The score of If/Then is loaded with material into which Ms. Menzel can place her considerable voice and her capable acting chops. Songs are not listed in the program, which is most unusual but I think that’s because they are more musicalized dialog than they are songs. Elizabeth has a number of powerful anthems, that new sort of musical number that wanders around all over the place until it reaches for the skies and ends with a final note that blasts until it morphs into a vibrato finish. Guaranteed, built in request for screaming roar of approval from the female claque, but for the rest of us a bit of a challenge unless we remembered to bring our ear plugs. Josh, the soldier, was played at my performance by understudy Charles Hagerty, as James Snyder of the first string cast was out. Young Hagerty has ample regional and touring credits; this is his Broadway debut, and he’s excellent – attractive, with a powerful baritone and great honesty as an actor. His was a smooth landing and he added much to the enjoyment of the piece.
La Chanze, Anthony Rapp, Jerry Dixon, Jason Tam lend strong support to Idina Menzel, and Michael Greif’s staging is controlled and inventive. Larry Keigwin’s choreography concerns itself more with movement than with dance, and there were times when I wished he wouldn’t have his ensemble constantly shifting positions to make pretty pictures. Even in the very brief book scenes, characters tended to switch positions every other line. But on the whole the look of the show is easy on the eyes, with romanticized sets and lighting by Mark Wendland and Kenneth Posner. It’s a very delicate and unreal Madison Square Park they’ve created, but hey, who says theatre can’t improve on Mother Nature?
The show seems firmly established as a hit, and I have no problem with that. I’d have liked to become more involved with Ms. Menzel’s Elizabeth/Liz/Beth, I wish I’d had more fun with her and her friends and lovers, but her story became more intriguing as it unraveled, and its second act is by far the better of the two. Result: an interesting near miss that takes a stab at least at bringing us an original story with an original score.
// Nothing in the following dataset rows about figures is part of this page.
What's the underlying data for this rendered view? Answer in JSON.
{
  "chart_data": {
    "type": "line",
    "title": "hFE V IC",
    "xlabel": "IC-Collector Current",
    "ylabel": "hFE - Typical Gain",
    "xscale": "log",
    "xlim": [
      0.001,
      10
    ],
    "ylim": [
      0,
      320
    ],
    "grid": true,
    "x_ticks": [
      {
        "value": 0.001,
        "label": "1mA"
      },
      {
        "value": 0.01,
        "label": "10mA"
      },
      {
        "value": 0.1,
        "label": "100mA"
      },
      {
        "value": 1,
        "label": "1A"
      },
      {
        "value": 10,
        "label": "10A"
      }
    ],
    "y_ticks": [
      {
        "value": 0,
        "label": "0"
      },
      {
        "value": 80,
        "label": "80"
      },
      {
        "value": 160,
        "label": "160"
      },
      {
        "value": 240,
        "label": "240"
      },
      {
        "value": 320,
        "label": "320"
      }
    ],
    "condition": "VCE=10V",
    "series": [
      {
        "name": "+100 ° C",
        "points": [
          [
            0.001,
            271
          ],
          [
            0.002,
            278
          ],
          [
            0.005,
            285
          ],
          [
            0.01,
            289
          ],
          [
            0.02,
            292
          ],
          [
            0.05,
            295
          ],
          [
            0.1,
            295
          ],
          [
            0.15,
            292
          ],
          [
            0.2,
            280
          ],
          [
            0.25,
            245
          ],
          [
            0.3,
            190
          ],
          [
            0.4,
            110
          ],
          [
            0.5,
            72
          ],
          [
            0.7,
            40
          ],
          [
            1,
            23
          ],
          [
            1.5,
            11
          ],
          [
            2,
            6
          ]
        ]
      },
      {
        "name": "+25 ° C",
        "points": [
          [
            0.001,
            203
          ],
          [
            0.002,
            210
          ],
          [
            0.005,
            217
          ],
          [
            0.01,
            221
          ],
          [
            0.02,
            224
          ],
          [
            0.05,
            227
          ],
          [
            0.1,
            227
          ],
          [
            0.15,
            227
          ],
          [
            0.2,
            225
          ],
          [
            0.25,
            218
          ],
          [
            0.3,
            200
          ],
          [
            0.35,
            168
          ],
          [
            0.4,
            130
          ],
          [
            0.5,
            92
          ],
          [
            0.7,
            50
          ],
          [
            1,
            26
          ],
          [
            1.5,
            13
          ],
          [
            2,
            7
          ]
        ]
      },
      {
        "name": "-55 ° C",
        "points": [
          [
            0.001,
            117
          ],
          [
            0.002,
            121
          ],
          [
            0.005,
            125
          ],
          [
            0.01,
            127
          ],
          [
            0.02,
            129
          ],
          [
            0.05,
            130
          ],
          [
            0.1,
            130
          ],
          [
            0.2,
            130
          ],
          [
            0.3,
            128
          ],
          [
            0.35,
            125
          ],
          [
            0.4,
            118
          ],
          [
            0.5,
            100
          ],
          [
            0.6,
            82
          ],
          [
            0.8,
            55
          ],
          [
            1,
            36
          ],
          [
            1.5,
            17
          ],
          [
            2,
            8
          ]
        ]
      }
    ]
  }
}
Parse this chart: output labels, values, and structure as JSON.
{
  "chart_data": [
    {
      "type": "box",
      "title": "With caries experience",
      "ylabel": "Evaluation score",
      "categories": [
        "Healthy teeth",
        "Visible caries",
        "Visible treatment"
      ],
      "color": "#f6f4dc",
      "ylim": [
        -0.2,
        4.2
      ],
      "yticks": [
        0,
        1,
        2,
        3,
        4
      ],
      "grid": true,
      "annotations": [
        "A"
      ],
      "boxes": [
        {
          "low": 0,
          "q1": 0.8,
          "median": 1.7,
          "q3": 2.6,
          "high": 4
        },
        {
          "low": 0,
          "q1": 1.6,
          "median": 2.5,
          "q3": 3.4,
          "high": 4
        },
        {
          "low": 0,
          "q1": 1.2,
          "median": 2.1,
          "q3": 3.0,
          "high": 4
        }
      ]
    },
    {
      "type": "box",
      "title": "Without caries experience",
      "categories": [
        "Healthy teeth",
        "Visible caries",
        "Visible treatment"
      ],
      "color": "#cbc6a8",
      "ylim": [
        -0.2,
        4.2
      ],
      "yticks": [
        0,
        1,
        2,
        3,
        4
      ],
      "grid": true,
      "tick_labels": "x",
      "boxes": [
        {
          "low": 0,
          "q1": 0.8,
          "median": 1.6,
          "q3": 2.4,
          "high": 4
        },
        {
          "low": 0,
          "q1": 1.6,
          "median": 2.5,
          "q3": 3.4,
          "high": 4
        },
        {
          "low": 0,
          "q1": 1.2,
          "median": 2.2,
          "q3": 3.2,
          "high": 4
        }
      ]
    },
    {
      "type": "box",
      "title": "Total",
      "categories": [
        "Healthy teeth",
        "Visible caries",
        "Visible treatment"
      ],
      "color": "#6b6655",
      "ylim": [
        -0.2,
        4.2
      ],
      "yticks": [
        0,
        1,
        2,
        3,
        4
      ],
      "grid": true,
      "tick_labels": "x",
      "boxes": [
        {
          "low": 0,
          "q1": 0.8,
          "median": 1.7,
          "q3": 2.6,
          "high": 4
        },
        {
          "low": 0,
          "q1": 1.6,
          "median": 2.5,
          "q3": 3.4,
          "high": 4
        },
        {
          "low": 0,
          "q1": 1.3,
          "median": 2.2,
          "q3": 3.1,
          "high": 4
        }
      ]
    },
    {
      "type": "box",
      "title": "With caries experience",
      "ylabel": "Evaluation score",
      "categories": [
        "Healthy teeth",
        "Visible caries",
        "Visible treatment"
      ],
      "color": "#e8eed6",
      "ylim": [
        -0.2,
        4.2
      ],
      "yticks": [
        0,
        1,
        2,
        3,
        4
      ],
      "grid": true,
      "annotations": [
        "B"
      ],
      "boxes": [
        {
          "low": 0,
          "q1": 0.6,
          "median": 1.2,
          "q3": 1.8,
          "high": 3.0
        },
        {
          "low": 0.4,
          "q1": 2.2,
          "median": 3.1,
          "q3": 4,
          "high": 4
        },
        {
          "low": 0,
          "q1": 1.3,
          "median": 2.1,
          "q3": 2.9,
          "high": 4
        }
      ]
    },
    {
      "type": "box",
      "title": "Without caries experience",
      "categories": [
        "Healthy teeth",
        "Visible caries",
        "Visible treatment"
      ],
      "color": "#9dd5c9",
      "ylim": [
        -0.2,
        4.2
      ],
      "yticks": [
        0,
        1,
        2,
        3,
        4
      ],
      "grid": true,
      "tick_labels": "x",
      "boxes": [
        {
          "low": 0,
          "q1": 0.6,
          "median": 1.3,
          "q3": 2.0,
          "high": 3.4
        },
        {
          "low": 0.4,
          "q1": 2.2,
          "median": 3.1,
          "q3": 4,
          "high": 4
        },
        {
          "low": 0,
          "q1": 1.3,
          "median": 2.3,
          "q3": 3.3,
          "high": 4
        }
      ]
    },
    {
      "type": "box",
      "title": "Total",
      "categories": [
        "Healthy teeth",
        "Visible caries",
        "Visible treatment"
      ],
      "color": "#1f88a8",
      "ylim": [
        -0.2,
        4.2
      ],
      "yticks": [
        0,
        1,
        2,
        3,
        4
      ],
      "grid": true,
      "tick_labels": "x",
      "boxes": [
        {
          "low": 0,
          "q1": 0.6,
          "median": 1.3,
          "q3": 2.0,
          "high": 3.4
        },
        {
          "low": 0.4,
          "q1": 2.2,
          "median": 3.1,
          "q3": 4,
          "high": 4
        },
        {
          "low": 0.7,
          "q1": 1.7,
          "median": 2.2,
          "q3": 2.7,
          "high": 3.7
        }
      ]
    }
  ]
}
I certainly look forward to the next project from Messrs. Kitt and Yorkey, for they continue to show great promise. Think Kander and Ebb, Adams and Strouse, Jerry Herman, Joe Masteroff, Bock and Harnick, Terrence McNally, Joe Stein, Stephen Sondheim and so many other giants, all in their early musical theatre attempts. All promising, all ultimately delivering fulfillment. I’m certain Kitt and Yorkey will find their way in to that pantheon, hopefully next time.
If/Then is playing at the Richard Rodgers Theatre, 226 W 46th ST (between Broadway and 8th), NYC.